Their interview with Mary starts with a wonderful glimpse of Mary’s feistiness and charm; but then the more probing questioning begins:

“Don’t you ever feel like chucking it all in and forgetting the whole thing?”

“You’ve kept going for years now. Why?”

“What have you achieved for ATD Fourth World?”

“What do you hope for in the future for ATD Fourth World?”

Mary’s thoughtful and unpretentious answers give us a flavour of her unique personality and of the depth of her commitment to the life she had chosen. In answer to the question “What are the most important things you’ve learnt?”, Mary replied:

“I’ve learned that everybody has something important to say and to contribute in spite of difficulties. Some people talk in a way that you can’t understand immediately. They may have had less education. But education doesn’t show anything. Underneath it, I’ve discovered that they have a lot to teach me about being a good human being. They’ve also taught me that we all can do much more than we think we can.”

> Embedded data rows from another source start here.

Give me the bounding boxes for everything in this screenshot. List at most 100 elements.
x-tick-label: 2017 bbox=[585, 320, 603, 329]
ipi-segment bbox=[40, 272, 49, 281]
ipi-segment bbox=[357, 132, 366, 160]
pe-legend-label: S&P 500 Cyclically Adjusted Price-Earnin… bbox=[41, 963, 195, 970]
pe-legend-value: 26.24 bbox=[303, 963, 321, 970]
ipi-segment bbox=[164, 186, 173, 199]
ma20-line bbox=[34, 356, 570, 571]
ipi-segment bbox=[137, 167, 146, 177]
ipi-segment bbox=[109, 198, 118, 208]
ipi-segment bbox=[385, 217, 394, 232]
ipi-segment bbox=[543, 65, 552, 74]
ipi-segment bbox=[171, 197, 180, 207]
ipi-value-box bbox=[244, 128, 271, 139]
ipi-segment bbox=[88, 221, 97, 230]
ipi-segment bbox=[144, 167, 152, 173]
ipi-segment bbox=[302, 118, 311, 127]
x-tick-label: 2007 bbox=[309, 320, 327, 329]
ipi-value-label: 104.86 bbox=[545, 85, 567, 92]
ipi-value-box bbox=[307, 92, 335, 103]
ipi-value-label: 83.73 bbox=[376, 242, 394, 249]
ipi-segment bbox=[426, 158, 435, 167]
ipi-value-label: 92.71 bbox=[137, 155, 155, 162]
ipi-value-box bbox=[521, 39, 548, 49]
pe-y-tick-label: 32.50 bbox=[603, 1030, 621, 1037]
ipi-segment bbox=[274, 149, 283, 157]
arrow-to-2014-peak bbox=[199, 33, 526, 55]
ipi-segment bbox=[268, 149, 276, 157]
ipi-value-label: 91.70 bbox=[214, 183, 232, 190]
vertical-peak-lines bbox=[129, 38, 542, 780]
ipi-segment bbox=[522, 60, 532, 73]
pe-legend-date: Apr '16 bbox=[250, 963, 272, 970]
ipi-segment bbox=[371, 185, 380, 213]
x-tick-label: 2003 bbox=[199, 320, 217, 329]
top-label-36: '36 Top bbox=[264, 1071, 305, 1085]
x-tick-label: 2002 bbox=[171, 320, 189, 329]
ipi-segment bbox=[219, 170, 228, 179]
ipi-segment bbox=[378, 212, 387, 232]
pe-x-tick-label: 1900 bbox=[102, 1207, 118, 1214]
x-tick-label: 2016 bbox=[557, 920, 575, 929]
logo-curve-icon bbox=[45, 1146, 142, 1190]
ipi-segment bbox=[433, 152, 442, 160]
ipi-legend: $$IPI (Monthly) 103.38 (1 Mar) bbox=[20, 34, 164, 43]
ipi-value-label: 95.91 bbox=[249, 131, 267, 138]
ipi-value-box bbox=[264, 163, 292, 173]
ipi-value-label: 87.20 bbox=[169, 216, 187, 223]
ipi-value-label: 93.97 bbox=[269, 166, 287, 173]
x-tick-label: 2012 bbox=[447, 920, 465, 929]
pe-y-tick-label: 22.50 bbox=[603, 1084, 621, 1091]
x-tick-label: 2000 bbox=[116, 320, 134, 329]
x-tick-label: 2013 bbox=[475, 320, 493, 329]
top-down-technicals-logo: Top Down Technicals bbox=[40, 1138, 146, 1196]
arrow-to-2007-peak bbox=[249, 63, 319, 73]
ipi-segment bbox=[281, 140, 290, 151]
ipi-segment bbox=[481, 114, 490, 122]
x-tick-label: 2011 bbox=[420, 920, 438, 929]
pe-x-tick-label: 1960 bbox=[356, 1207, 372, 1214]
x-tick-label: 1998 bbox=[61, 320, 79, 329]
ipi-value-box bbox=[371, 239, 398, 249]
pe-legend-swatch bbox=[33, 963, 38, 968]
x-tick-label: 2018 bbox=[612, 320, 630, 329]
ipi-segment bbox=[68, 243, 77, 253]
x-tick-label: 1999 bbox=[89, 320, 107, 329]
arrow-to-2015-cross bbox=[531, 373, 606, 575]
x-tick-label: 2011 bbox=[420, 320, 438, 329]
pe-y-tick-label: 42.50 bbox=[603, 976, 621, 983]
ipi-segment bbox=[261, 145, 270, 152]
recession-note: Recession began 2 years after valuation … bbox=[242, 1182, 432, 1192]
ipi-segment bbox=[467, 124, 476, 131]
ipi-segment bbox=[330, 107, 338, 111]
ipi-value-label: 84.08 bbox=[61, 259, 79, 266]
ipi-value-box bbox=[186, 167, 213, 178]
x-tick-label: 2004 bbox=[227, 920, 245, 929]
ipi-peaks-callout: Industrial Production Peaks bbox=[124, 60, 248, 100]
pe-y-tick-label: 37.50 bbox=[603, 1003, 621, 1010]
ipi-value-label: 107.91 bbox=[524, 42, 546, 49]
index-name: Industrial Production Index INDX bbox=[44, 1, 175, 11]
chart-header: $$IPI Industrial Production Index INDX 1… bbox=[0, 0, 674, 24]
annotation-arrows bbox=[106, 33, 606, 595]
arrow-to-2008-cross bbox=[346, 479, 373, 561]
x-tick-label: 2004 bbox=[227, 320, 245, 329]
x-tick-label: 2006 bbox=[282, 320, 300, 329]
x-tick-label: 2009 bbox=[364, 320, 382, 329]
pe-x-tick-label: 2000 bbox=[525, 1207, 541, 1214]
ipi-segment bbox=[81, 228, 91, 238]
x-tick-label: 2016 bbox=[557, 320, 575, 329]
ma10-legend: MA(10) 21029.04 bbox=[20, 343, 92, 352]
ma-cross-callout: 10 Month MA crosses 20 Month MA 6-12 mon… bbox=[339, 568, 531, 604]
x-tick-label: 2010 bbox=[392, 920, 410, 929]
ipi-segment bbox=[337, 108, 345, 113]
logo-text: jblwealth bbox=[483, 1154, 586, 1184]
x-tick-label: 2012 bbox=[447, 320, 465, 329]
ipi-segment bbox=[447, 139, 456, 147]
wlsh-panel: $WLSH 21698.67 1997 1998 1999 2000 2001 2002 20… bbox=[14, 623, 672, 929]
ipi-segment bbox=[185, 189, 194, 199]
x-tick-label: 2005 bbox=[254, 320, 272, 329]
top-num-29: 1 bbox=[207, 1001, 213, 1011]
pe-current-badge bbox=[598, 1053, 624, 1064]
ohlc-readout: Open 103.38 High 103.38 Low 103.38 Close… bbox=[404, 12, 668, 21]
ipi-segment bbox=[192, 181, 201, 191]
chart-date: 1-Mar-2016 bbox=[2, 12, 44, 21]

This concluding video of the series ends with some of the tributes paid at Mary Rabagliati’s funeral. Sir Peter Bottomley, a British member of Parliament said: “Like Oscar Romero [the Salvadoran champion of the poor], Mary found the saintliness in other people. She could get ordinary people to do extraordinary things often, and that’s where extraordinary talent comes from.”

One of the women who had lived at Frimhurst many years earlier and on one occasion had led a ‘strike’ against Mary before gradually realising that in Mary she had found someone she could really talk to and trust, had this to say: “Her joy was infectious. She helped us discover our strengths, in a way that saved us our dignity.”

This woman is correct that a great deal of Mary’s influence and inspiration for others stemmed from her sense of joy. To recognise this, the working title for her biography has now been changed to Joyful Revolution: The Story of Mary Rabagliati and People the World Forgot.